The Newby Family in Slavery and Freedom - Philip J. Schwarz

Stratford Hall Seminar on Slavery Director,  Phil Schwarz

"This is my diary of Anne Frank."

    Phil's lecture involved recounting his research into the case of Dangerfield Newby, the first member of John Brown's raiding party to be killed at Harpers Ferry.  He began by locating Culpeper County, Virginia and Harpers Ferry, Virginia on the map, two areas associated with Dangerfield Newby and his family.

      Dangerfield was born  about 1825 of a union between a slave owner and his slave, Henry and Elsey.  Henry was a free white man, and Elsey was enslaved; therefore, his mother was a slave.   In October of 1858 Henry Newby filed a deed of emancipation for five slaves so that they could stay near their relatives.  Phil cannot find any trace of them.

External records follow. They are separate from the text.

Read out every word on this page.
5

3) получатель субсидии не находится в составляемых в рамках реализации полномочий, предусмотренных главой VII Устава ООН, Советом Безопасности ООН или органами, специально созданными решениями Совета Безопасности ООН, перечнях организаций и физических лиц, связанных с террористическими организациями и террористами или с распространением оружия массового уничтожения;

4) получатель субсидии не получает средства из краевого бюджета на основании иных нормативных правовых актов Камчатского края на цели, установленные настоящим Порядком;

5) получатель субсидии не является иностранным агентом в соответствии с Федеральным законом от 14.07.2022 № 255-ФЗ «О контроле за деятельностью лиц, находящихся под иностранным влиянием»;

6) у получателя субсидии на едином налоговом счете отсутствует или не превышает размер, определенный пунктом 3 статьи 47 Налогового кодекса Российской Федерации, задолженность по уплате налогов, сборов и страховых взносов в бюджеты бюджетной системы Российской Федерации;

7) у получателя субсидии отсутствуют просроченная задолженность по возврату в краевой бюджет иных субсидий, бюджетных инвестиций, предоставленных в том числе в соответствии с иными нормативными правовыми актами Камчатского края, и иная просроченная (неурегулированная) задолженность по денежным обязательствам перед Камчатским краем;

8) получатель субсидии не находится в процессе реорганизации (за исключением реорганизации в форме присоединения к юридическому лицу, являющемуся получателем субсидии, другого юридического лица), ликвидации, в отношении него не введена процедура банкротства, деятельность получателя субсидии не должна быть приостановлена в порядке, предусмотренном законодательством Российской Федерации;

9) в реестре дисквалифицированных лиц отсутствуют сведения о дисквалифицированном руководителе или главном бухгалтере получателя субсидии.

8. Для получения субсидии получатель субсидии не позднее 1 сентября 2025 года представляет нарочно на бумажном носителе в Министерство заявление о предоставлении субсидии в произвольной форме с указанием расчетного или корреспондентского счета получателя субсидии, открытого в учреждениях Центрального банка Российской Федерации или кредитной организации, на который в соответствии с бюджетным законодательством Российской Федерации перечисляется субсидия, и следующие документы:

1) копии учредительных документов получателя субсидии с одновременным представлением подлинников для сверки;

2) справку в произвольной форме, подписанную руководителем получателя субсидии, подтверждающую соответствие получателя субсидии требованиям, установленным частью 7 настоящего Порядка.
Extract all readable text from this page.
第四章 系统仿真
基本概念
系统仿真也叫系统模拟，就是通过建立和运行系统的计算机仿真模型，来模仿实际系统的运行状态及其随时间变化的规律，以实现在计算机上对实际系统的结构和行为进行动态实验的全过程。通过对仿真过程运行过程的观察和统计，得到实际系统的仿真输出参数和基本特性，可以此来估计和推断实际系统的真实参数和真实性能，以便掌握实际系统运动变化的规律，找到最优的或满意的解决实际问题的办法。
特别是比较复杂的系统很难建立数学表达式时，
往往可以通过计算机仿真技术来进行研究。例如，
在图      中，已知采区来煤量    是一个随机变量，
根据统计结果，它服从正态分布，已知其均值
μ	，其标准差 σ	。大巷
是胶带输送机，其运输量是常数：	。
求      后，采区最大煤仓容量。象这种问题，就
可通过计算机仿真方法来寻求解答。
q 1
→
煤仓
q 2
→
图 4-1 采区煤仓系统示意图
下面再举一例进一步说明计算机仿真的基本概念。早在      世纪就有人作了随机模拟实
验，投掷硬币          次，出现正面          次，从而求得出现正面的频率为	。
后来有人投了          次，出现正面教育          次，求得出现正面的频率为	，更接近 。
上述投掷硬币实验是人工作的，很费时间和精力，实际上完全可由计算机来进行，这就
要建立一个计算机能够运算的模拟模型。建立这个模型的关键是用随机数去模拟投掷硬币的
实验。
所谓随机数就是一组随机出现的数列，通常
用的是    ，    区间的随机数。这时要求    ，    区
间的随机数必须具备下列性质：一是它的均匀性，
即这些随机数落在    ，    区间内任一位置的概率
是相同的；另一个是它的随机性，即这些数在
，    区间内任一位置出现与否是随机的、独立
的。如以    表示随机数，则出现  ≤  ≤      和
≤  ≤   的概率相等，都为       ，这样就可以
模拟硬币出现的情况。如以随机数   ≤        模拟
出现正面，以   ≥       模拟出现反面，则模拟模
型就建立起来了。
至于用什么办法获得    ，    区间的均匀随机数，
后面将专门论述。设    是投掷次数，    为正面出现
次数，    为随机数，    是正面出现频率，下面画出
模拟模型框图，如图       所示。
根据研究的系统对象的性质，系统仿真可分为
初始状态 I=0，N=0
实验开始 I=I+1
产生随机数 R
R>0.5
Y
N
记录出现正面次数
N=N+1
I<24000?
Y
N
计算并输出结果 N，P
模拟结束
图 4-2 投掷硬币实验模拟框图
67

The rest of the Newbys moved to Bridgeport, Ohio in 1858.  By Ohio law, by  establishing residence, a slave owner automatically freed these slaves.  At this point,  Dangerfield was free, but his wife, Harriet,  is enslaved in Virginia.

    The surviving three letters detail her love, anguish and desperation.

    Knowing that Dangerfield died in 1859 at Harpers Ferry,  Phil looked for and found the estate of Dangerfield Newby. He also found  a newspaper  record stating that Dangerfield had traveled around Ohio asking for money to buy his wife and children.  He amassed $742.   But Harriet's owner, Dr. Jennings, refused to sell her to him.

    Left with few options, Newby joins the John Brown conspiracy.

   After Dangerfield was killed at Harpers Ferry, the family was defenseless, and Phil has spent years researching their fate.

       Phil closed by stating that he studies Newby because he is so appalled by the position he was left in and the ways he was thwarted in his attempts to buy his family. He finds himself at times angry and depressed by the story and can only imagine how African Americans must feel.

    "This is my Diary of Anne Frank. Whenever I feel I might be complacent or detached from my studies of slavery I touch base with Dangerfield Newby. It is a sacred obligation for us to follow through on our studies of human beings, especially if their history is hidden."